La Chinese University of Hong Kong a réalisé les premières chirurgies de réduction et de fixation de fractures du bassin assistées par robot à Hong Kong, en traitant trois patients au Prince of Wales Hospital depuis juin.
Ces interventions donnent un aperçu de l’évolution de la robotique médicale : l’imagerie, la navigation et les mouvements robotiques collaborent de plus en plus étroitement, tandis que les chirurgiens restent aux commandes.
Fonctionnement du système robotique
Selon la Faculté de médecine de la CUHK, les chirurgiens utilisent des scanners CT en 3D pour planifier le réalignement et la fixation de l’os fracturé avant l’intervention. Pendant l’opération, un système de navigation 3D en temps réel guide un bras robotique actif tandis que la fracture est repositionnée et stabilisée.
La CUHK a fait état d’une perte de sang de 10 à 20 ml lors de ses trois premières interventions, contre jusqu’à un litre en chirurgie ouverte conventionnelle. Elle a également indiqué que l’approche mini-invasive avait réduit la longueur des incisions, qui est passée de plus de 10 cm à moins de 2 cm.
L’université indique que le système a obtenu l’autorisation de la National Medical Products Administration pour les fractures du bassin et des os longs, et qu’il est répertorié dans le cadre du Medical Device Administrative Control System de Hong Kong. La CUHK n’a pas identifié le fabricant dans son communiqué.
La CUHK estime qu’environ 2 000 fractures de fragilité du bassin surviennent chaque année à Hong Kong et cite un taux de mortalité à un an d’environ 15 % chez ces patients. Les personnes âgées peuvent également souffrir d’autres problèmes de santé qui rendent une chirurgie ouverte lourde plus difficile à supporter.

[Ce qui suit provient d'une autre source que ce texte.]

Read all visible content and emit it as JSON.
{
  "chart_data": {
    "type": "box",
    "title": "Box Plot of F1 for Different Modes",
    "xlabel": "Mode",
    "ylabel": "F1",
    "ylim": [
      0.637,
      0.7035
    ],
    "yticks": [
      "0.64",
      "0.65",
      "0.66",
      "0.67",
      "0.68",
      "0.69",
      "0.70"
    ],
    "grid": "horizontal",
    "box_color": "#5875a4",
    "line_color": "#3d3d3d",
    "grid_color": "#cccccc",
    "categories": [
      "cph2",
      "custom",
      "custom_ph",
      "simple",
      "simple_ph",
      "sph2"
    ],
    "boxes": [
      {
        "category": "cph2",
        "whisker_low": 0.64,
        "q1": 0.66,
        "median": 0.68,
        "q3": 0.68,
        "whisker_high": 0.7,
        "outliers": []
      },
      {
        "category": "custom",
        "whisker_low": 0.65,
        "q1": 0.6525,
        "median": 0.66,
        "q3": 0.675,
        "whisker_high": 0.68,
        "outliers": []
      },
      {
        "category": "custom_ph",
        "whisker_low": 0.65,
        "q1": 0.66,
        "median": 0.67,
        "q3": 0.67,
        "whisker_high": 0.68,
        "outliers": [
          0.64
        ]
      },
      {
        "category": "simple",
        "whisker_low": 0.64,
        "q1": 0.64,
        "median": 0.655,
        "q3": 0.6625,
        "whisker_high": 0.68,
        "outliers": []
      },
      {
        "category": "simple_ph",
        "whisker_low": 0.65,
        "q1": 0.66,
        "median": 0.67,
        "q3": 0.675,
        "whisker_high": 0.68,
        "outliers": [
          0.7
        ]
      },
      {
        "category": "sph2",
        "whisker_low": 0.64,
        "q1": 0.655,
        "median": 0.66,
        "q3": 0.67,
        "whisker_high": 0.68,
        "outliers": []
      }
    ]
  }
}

Cette avancée intervient alors que la robotique médicale se développe dans toute la région. Les exportations chinoises de robots chirurgicaux ont été multipliées par 3,3 au premier semestre 2026, tandis qu’un autre système robotique chinois a récemment réduit d’environ 29 % la durée d’une procédure d’imagerie cérébrale dans le cadre d’une étude portant sur 50 patients.
Les robots chirurgicaux prennent en charge des tâches toujours plus précises
À court terme, l’avenir de la chirurgie robotique ne réside pas tant dans des machines autonomes opérant seules que dans des robots auxquels on confie des tâches techniques précisément définies, en complément du jugement du chirurgien.
Le traitement des fractures du bassin se prête particulièrement bien à cette approche. Les scanners CT fournissent des repères anatomiques détaillés qui peuvent être convertis en plan 3D. Les systèmes de navigation peuvent suivre les instruments par rapport à ce plan, tandis que les bras robotiques peuvent reproduire les positions et les mouvements calculés avec une grande précision.
Les recherches commencent à quantifier ces avantages. Un essai randomisé multicentrique publié cette année a comparé la réduction fermée robotisée et manuelle chez 92 adultes présentant des fractures déplacées du bassin.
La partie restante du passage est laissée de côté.